In 2023, our FAAM Airborne Laboratory launched a unique opportunity for environmental researchers to use the specially adapted research aircraft.
The scheme, called Research Runway, allows researchers at every stage of their career to access a world-leading observation platform to study topics ranging from climate change and severe weather to air pollution.
Research Runway provided up to 10 flying hours onboard the FAAM Airborne Laboratory for campaign ideas set to take flight over summer 2023 – spring 2024.
There were three Research Runway projects, which involved early career researchers and new facility users from the University of Reading, Royal Holloway, University of London, and University of Birmingham taking to the skies.
In this article we focus on the project known as MEWS, which was led by Royal Holloway, University of London in summer 2023.
Project: Methane Emissions from Wetlands in Scotland (MEWS)
The Methane Emissions from Wetlands in Scotland (MEWS) project took a team of scientists to the Flow Country in Scotland to measure methane emissions from the largest blanket bog – a type of peatland – in Europe.

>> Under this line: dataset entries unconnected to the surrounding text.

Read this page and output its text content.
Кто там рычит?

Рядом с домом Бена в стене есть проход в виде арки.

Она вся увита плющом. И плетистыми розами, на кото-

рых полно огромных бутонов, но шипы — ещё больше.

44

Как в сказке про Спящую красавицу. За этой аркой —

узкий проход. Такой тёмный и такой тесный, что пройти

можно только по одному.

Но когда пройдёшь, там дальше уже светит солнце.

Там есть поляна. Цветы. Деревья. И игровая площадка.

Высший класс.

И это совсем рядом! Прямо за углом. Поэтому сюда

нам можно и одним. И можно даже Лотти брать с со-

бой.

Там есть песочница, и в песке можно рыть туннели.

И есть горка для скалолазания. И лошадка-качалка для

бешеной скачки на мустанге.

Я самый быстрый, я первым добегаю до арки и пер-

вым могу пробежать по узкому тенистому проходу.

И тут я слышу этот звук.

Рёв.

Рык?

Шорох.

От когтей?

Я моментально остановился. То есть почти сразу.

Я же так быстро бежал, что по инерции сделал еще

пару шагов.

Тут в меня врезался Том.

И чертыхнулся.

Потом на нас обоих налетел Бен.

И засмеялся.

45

Methane is a powerful greenhouse gas and emissions have been rising rapidly over the last decade. Its warming effect on our climate is around 34 times greater than carbon dioxide over a one hundred year period.
Methane is released from peatlands as part of long-term natural processes, but global warming is rapidly accelerating this process – and this becomes an even bigger problem when released methane feeds back into the same process and warms the atmosphere further.
While there have been ground-based observations of methane emissions in the Flow Country, there are still some areas that have not been studied. MEWS was the first project to make airborne measurements of methane by flying the FAAM Airborne Laboratory’s research aircraft over the Flow Country region.
Two flights in one day enabled the research aircraft team to make multiple transects of the study area, within the atmospheric boundary layer, capturing the downwind gradient in atmospheric methane concentrations. Conditions for the flights were ideal – the aircraft crew successfully sampled methane that was building up in the air downwind of the bogs.